Located in a sparsely populated area about 10 miles northeast of downtown Austin, the village today bustles with activity. There’s an outdoor movie theater, donated by Alamo Drafthouse and the site of Friday evening screenings, free and open to the public. Beyond the 200 full-time residents, the little town hosts volunteers from church groups, visitors touring the development or attending art classes, and AirBnb guests staying in an assortment of stylishly designed tiny homes and an Airstream trailer that are all listed as vacation rentals—part of the village’s mission to bring more people into regular contact and conversation with the homeless.

While the village is operated by a faith-based nonprofit and has a distinctly Christian vibe—45 people live on-site as missionaries—residents of all faiths are welcome, including none. . .

Maintenance of these shared spaces is one source of employment for residents, who can earn anywhere from $350 to $900 a month to clean the kitchens and bathrooms and contribute to general upkeep around the village. Some residents make jewelry or pottery in the art studio to sell in the Community Market; there’s also a woodworking studio and blacksmithing shop. Community First! Car Care employs half a dozen people who will change your oil or rotate your tires while you wait. Graham says that the community distributed nearly a million dollars of “dignified income” to residents in 2017 and 2018.
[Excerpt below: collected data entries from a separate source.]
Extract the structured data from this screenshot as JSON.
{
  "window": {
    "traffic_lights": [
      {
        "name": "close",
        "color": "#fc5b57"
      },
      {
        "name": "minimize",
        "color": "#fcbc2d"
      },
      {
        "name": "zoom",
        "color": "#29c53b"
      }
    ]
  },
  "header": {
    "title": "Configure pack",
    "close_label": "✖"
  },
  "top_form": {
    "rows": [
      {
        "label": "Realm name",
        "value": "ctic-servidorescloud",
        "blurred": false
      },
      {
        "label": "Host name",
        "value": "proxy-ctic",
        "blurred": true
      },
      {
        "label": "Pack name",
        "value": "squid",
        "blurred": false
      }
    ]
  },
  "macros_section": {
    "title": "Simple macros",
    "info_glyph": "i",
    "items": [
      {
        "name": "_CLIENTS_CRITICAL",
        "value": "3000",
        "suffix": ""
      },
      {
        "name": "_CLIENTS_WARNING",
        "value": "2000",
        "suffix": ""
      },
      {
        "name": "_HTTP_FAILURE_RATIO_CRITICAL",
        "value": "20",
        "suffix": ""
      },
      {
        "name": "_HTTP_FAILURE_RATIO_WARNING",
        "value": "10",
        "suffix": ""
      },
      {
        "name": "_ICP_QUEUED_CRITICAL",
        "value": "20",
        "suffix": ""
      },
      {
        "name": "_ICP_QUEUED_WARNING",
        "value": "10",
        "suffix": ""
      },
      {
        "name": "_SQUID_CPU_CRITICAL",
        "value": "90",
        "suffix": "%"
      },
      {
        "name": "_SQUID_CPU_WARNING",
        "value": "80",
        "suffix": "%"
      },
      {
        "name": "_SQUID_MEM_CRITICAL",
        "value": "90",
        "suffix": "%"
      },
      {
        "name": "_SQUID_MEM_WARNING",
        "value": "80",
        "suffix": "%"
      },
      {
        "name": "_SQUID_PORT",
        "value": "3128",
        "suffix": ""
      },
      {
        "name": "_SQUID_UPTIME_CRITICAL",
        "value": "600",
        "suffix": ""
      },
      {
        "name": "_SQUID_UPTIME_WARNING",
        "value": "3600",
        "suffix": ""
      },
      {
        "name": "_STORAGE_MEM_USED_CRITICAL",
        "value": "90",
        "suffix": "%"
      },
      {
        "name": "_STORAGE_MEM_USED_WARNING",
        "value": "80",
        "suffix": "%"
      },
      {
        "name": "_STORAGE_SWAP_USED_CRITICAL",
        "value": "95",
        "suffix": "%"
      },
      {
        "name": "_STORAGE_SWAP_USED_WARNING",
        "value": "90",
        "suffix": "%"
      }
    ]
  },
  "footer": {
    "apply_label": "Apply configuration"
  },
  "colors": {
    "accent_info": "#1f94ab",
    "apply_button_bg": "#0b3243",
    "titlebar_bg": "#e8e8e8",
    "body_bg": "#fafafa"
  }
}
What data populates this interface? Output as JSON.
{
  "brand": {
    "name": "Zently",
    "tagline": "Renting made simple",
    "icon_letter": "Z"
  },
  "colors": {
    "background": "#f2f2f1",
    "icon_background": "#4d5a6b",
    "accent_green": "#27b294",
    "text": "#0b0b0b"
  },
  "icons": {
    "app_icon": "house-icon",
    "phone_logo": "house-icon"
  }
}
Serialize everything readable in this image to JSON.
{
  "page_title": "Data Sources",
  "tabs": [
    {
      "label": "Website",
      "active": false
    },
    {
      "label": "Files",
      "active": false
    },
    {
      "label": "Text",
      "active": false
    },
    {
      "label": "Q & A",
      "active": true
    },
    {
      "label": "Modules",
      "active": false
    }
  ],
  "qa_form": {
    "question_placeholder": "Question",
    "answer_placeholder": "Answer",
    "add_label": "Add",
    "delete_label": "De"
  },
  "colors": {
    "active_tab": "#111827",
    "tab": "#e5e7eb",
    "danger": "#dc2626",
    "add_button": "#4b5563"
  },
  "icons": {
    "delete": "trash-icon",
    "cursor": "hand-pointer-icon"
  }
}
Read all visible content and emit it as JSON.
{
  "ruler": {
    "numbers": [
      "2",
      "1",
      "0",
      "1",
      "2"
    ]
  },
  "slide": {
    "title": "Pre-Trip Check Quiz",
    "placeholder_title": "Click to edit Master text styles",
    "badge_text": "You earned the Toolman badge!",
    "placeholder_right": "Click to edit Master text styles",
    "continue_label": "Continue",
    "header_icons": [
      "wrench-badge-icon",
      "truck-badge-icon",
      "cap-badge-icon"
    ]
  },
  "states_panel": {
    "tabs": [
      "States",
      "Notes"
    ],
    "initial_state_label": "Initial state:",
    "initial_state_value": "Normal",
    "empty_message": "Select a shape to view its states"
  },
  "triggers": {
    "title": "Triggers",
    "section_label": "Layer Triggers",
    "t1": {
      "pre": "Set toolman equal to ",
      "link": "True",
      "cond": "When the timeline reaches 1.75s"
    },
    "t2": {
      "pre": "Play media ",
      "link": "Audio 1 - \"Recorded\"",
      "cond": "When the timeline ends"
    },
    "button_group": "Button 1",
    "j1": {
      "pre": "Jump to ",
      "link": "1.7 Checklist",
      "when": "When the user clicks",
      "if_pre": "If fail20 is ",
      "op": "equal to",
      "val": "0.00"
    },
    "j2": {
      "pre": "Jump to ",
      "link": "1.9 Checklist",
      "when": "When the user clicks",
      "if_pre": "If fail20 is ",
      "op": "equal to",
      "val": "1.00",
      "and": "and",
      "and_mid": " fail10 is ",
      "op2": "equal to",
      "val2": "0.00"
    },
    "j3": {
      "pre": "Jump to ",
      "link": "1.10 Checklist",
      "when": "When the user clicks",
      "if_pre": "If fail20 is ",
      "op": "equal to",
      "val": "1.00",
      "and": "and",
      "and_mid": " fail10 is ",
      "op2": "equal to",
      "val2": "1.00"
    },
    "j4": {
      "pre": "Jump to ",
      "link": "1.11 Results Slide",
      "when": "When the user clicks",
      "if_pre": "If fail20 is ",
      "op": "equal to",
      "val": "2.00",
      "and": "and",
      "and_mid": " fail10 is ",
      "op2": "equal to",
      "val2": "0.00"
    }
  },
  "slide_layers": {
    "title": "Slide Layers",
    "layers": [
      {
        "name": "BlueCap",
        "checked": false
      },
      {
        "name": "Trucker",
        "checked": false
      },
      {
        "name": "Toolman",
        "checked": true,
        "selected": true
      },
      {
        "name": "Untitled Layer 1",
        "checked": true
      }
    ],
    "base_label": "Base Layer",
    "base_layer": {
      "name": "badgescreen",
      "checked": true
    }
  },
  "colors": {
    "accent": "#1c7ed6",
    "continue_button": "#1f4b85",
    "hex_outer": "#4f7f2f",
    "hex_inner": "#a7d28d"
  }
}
But many residents, Graham admits, aren’t capable of holding traditional nine-to-five jobs—“they’re going to have to be subsidized for life,” he says. “The question becomes where does that subsidy come from? Does it come from the federal government, or does that subsidy come from the community?” It’s a philosophical question as much as an economic one, but Graham believes that responsibility should fall to the community.

The number-one rule is that you have to pay rent, which covers roughly 40 percent of the village’s $5 million operating budget. Miss a payment, and you will be asked to leave. Graham says that doesn’t happen much—the retention rate at Community First! is 86 percent. When it does happen, substance abuse is usually to blame. “You can’t make drugs and alcohol your preference,” Graham says. “This isn’t the right place for you to be.” To Graham, that’s where the village’s focus on socialization and shared space comes in. “None of us can do anything around here without being caught,” he says. “There’s a level of human accountability to that.”

Among the village’s newer full-time residents is founder Graham and his wife: Last year, they sold their home in West Austin and moved into a 399-square-foot RV in the village. “Our hope is that not only do people come to a different understanding of how we can mitigate homelessness,” he says, “but how do we change our own lives from being so isolated and disconnected from each other?”